Let’s continue with the reasons for doing this. The obvious thing is having a completely silent computer that doesn’t break the bank. A lot of people have other needs, but both myself and my parents are two user groups that fit this niche.

I’m a programmer working from home running Sway on EndeavourOS with Foot, Docker, Tmux, Neovim and Firefox as my main applications.

My parents run Windows with Onedrive, Firefox, printing/scanner software and a CD player as their main applications (yes, with an external USB CD player).

Who is this not for

Mac lovers, gamers, work-from-café people, data hoarders, running-large-language-models-locally kind of people, and so on.

How to disassemble/assemble

The original Asus PN-51 case is not made for disassembling. Use force and accept that the old case will be recycled. There is no way back.

Open Asus PN-51 case next to a big cutter

Remove the existing cooling paste and apply some new. There is cooling paste included in the package, but not enough, since it should also be applied to the other side of the quite large cooling plate attached to the CPU.

Removing the cooling paste

The instructions could clearer, but if you go slow, you’ll see that they are unambiguous.

Screwing the actual computer into the new case

Since you’ve put your computer inside a thick metal box, there is no wifi or bluetooth going on. Antennas can be purchased separately, but I’ve found ethernet paired with a simple bluetooth dongle to be enough.

As these cases are made for a specific computer model, the available ports are the same as with the original case.

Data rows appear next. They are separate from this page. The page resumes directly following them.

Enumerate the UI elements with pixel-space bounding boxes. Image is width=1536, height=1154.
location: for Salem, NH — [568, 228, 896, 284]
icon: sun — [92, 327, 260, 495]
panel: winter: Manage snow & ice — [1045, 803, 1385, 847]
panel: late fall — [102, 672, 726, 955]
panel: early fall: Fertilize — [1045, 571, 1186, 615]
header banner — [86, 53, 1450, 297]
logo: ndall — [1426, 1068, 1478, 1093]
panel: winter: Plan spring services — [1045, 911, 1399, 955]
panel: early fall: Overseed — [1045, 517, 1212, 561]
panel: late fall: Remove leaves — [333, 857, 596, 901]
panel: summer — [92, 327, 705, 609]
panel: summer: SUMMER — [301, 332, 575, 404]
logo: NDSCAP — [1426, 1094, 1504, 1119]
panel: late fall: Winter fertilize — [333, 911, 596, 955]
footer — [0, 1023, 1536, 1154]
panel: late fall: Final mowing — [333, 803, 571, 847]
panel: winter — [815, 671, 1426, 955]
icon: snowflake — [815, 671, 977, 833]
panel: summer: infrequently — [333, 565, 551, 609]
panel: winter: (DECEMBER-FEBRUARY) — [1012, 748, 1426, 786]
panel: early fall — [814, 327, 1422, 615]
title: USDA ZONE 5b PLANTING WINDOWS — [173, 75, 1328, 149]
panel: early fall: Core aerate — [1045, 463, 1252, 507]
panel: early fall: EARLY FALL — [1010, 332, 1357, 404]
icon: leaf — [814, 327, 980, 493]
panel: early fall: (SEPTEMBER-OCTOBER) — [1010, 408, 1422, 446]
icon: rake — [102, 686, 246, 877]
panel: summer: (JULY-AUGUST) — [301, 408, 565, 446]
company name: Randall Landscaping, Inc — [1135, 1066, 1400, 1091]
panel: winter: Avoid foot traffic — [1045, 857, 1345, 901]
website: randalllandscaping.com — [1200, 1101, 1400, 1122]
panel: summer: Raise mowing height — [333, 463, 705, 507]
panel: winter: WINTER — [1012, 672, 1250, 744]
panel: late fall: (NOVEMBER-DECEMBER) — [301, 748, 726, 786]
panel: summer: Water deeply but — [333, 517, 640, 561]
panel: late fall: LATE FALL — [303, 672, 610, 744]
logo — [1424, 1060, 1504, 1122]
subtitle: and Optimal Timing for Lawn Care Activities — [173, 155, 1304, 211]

Akasa Newton 50 case to the left running with a bright blinding blue led and the original Asus PN-51 case to the right
The new machince up and running with the old original empty case next to it.

What Akasa has exposed though, is the very bright blue power led. An inexcusable design flaw, fixable with a couple of dimmers. One thing you need to do before powering up the machine, is to disable the fan controll in UEFI.


So, all in all I think this has been worth it for my own machine and I believe my parents will be satisfied with this revived version of a slightly aged machine.

These cases fix the main issue with NUC/mini-PC’s: the insufficient cooling and noise caused by a small fan. During the years I’ve run my machine, I haven’t run into any heating issues either. The case is large enough to remove the generated heat.